By Mark Amstrong, VP and MD EMEA at Progress
Regulation is the finance industry’s middle name. At a time when digital transformation has touched virtually every part of the global business landscape, financial services remain a slow moving beast that struggles under the weight of numerous regulatory standards and frameworks. Consumers expect a level of agility from financial institutions that they aren’t equipped for. It’s pretty much like pushing a Marathon runner to win the 100 meters at Rio Olympics. The odds are slim and the medal will most likely remain a distant dream.
However, this is pretty much the day-to-day reality in finance. And although the “embrace change, don’t avoid it” motivational motto has become rather cliché, financial institutions do need to be prepared to deal with the regulatory burden in an already complex financial landscape.
Understand why change ties you down
Take regulatory change as an example. New regulation has a knock-on effect on to the products that companies offer. Premiums may rise or fall; certain products might become obsolete and replaced by new offerings. The problem is that these products are usually managed on lines of code and hinge on complex business rules and processes based on a set of predefined criteria that can only be updated manually.
But at the same time new regulations mean changes need to be made to the code outlining the business rules, with days of intensive editing required from software teams. Not only is this a time intensive task, it often means a slow delivery to market for new services and an inability to act with agility. In fact, many businesses have an IT backlog of change requests that resembles a Gordian knot and that may take months or years to deliver on. That’s no one’s cup of tea and certainly not a financial institution’s where a status of “business as usual” is near mandatory.
At Progress we recently worked with a leading financial services group in Asia and we experienced first-hand the pain points associated with accurate and consistent credit reporting—the intelligence and skills needed to assess risk and creditworthiness for individuals and businesses. At the turn of the 21st century, this was still largely a manual and labour-intensive process that was disconnected from data and wasn’t working well. The institution had to assume higher risk, and was required to hold more capital in reserve for potential bad loans. The process was screaming be changed and so it happened.
Unravel the business rules knot
One way to work around this is by automating the decision making process and separate the business rules from code.
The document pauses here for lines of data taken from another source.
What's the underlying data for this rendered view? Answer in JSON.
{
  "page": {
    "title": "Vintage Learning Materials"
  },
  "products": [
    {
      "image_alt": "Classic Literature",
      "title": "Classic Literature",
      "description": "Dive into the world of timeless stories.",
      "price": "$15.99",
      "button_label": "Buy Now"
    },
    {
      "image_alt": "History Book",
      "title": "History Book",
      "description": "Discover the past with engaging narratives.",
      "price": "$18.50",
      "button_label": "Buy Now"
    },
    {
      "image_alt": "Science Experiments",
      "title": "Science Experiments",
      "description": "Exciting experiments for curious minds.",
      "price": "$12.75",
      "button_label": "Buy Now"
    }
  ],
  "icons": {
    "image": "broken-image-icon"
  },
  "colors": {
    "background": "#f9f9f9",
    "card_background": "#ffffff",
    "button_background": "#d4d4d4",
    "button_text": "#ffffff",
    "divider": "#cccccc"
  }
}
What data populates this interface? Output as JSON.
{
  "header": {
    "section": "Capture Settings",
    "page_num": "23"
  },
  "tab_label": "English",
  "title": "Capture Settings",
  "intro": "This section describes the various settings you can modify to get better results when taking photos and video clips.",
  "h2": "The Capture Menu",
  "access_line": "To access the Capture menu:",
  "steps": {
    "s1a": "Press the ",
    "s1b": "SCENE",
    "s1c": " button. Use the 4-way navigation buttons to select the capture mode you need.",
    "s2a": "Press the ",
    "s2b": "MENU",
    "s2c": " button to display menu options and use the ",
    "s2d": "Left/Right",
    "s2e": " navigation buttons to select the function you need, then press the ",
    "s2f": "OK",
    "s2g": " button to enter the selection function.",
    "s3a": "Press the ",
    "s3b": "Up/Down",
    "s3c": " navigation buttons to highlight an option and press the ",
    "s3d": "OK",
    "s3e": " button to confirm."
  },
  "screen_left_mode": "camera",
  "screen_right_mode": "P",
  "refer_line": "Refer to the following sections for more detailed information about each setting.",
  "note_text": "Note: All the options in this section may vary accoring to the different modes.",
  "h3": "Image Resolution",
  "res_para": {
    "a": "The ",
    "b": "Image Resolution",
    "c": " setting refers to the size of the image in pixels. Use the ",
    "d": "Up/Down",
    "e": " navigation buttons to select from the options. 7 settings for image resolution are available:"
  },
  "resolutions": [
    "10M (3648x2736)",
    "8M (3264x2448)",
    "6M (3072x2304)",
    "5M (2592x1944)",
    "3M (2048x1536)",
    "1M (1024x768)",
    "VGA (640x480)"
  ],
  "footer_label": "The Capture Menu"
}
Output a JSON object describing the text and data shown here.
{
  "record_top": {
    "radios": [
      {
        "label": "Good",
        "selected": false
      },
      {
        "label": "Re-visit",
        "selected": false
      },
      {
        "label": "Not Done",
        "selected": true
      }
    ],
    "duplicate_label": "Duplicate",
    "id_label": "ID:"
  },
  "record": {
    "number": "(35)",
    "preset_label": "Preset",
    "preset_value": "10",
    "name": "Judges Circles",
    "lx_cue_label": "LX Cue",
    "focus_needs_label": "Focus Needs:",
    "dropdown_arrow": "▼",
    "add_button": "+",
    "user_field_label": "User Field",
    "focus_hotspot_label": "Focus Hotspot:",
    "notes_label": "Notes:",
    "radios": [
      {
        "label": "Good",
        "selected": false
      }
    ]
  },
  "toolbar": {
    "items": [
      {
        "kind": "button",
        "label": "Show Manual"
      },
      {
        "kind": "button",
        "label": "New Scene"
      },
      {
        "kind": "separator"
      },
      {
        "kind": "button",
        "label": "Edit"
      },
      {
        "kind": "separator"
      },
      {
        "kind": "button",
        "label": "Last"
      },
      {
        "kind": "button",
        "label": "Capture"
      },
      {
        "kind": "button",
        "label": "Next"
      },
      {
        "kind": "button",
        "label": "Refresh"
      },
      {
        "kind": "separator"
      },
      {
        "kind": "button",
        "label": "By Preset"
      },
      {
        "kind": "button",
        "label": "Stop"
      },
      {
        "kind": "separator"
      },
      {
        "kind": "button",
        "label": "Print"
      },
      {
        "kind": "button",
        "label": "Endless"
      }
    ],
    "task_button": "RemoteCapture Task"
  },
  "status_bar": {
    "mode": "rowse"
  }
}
This allows business professionals, business analysts and software developers alike to quickly create or modify rules using an intuitive interface. Organisations can do this by implementing a business rules management system (BRMS), allowing IT and business analysts to collaborate, identify and deploy automated business rules, freeing developer teams to focus on innovation. In fact by eliminating the need for classic programming skills, with a spreadsheet metaphor and extending the rule modelling access to everyone in the organisation, rule sets can be analysed and tested independently of any IT system and then saved as executable decision services.
Automating complex decision-intensive business processes such as credit scoring with eight scoring models, each with hundreds of rules, and hundreds of factors that go into a score is far from an easy task. But with the help of BMRS, we’ve seen how financial organisations have managed to respond to market changes quicker, cutting turnaround time by 25%. Another important point to consider is auditability. When an auditor comes in to review an organisation’s compliance with regulation, they want to see evidence of compliance controls. A BRMS implementation allows organisations to show the auditors a set of processes that smooth their audit. Firstly, they can show the compliance logic in an executable model that the auditors can read and understand. Secondly, they can show audit trails of every transaction. When decision services execute against transactions (input data), they provide not only results (output data), but they also provide an audit trail showing the order in which each rule fired. This is incredibly helpful in passing audit.
Master change by mastering the rules
Change is what makes the world go round and it’s time that the financial industry kept up with the pace. As we live in an age where awareness and demand from Governments, regulatory bodies and customers is only set to grow, financial organisations should look into making the most of the new parameters that change brings and improve their internal efficiency. Implementing BRMS into their back-end processes will not only be time and cost effective today but can also help financial institutions stay prepared for future changes to the market.